Lafer diz que o País terá proposta para UE este ano
O ministro das Relações Exteriores, Celso Lafer, afirmou ontem em Lisboa, que o Mercosul deverá apresentar ainda este ano sua posição sobre a proposta tarifária da União Européia, que cobre 90% dos itens negociados entre os dois blocos. Ao fazer essa oferta, a União Européia não espera uma contraproposta agora. Eles têm o direito a uma proposta do Mercosul, que será apresentada em reunião em nova data, no correr deste ano, disse Lafer, sobre as declarações do comissário do Comércio Europeu, Pascal Lamy.
Para a reunião desta semana em Montevidéu, Uruguai, o Mercosul não está preparado para discutir a proposta tarifária. A posição do Mercosul era de discutir métodos e modalidades, até por causa das barreiras fitossanitárias. Lafer disse que ainda não tinha conhecimento dos termos da proposta européia. Ontem à noite fiquei sabendo da possibilidade dessa oferta, mas não da proposta definida. Isso representa uma clara manifestação da importância que a União Européia atribui ao Mercosul. Nas reuniões que tive em Bruxelas com o comissário Pascal Lamy manifestei o interesse de receber esta oferta.
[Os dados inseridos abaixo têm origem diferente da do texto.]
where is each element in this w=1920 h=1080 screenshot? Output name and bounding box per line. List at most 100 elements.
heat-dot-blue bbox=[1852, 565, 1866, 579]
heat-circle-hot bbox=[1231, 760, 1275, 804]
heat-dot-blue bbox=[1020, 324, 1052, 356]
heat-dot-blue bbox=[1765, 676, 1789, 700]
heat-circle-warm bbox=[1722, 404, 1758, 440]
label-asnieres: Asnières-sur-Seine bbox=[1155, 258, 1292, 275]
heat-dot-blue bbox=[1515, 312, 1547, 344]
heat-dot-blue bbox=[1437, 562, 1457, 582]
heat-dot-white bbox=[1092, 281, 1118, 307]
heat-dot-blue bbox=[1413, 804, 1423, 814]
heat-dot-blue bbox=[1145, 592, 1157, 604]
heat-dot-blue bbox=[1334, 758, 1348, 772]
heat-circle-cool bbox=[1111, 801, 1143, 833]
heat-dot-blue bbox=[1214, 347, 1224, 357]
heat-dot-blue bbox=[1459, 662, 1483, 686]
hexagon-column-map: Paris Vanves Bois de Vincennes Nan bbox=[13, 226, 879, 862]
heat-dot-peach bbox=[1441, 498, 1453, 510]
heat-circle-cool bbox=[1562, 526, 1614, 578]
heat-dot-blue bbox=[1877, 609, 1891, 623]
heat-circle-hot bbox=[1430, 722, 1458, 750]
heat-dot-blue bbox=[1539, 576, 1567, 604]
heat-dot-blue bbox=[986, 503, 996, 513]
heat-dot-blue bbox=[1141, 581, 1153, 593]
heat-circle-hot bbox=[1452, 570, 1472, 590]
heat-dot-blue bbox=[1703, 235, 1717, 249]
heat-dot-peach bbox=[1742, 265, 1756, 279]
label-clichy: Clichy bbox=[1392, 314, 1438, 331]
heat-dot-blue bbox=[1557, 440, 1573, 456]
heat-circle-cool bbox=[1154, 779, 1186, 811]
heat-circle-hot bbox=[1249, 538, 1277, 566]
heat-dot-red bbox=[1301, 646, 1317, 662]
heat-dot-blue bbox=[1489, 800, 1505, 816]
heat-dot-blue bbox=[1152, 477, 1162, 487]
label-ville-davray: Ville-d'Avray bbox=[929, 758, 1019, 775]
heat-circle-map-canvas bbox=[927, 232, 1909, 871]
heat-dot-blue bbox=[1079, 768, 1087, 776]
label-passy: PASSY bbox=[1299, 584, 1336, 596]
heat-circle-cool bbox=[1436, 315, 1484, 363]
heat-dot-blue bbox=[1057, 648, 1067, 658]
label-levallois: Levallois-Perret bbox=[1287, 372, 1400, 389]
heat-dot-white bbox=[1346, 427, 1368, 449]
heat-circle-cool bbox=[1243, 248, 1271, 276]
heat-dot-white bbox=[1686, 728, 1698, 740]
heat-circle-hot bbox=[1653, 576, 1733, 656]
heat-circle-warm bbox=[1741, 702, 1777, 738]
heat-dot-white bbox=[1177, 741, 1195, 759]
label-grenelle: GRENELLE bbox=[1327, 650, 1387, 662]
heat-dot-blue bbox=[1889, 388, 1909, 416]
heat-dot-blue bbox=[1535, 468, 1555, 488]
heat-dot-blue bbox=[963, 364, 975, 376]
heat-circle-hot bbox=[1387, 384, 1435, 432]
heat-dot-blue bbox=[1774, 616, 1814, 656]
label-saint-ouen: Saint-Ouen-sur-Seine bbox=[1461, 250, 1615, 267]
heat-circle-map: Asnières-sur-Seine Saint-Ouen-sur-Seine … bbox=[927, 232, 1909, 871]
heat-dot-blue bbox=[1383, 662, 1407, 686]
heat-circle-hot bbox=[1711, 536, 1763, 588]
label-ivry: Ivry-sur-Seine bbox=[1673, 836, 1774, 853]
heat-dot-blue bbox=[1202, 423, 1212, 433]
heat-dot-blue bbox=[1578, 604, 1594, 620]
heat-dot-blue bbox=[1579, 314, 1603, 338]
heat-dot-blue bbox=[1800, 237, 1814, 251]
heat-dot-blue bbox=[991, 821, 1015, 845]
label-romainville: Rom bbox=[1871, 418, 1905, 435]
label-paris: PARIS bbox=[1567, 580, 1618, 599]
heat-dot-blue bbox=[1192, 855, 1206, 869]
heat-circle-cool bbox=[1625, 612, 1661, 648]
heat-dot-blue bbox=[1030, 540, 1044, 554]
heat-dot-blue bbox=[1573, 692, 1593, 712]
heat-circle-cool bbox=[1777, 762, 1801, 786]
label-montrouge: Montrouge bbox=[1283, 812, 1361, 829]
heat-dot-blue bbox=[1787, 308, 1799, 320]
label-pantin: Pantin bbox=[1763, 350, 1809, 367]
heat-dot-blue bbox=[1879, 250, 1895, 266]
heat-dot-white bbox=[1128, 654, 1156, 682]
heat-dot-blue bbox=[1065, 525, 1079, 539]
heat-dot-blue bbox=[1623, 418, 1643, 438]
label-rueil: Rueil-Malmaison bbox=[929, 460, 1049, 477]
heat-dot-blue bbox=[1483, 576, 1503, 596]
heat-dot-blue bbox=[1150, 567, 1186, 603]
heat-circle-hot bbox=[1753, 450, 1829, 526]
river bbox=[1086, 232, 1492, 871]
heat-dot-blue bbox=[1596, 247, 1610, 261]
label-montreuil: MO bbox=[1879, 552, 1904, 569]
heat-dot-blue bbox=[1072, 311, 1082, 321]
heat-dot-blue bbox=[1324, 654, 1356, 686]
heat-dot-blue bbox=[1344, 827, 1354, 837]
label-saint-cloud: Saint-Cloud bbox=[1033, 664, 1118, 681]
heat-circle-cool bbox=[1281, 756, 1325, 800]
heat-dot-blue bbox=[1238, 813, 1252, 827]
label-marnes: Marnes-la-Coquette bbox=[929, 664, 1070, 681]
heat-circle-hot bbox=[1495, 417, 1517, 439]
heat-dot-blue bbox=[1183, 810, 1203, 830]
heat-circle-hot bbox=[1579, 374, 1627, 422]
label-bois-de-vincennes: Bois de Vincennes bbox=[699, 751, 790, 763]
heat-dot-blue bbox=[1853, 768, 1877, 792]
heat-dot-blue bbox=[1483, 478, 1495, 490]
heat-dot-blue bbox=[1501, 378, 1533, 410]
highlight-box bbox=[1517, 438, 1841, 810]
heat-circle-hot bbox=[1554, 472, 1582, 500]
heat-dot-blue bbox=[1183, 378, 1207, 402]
Sobre a posição do comissário Lamy, que afirmou em Bruxelas que o Mercosul teria de fazer escolhas, Lafer disse: Nós somos, como país e como Mercosul, pequenos no âmbito do comércio internacional, mas muito conscientes da importância de sermos global traders. Para nós, a visão é não disjuntiva ou União Européia ou Alca , mas sim uma dialética de complementaridade. Faz parte da nossa visão arquitetônica tanto a União Européia quanto a Alca.
Lafer contrapôs a idéia de o Mercosul ter de optar pelas normas industriais e fitossanitárias da União Eurpéia ou dos Estados Unidos com a idéia de o Mercosul adotar padrões de certificação próprios. O acesso aos mercados passa por padrões tanto na área industrial como agrícola. No âmbito do Mercosul estamos pensando em avançar na coordenação de normas e medidas fitossanitárias.
O ministro comentou a declaração de Lamy, que afirmou que o Brasil é um dos pilares da OMC e fundamental para o lançamento de uma nova rodada multilateral de comércio em Doha, no Catar, em novembro. A OMC toma as suas decisões por consenso através de uma geometria variável em função da variedade dos interesses. Na minha experiência é difícil chegar a um consenso sem a participação do Brasil, pela diversidade da sua economia.
A respeito do novo sistema cambial argentino, Lafer corrigiu suas declarações de ontem, em que dizia que era apenas um assunto interno da Argentina. Recebi informações recentes sobre a Argentina e sobre a aplicação do sistema cambial que tem um impacto nas margens de preferência de que os produtos brasileiros gozam. Reservo a posição brasileira para depois do exame dessa situação.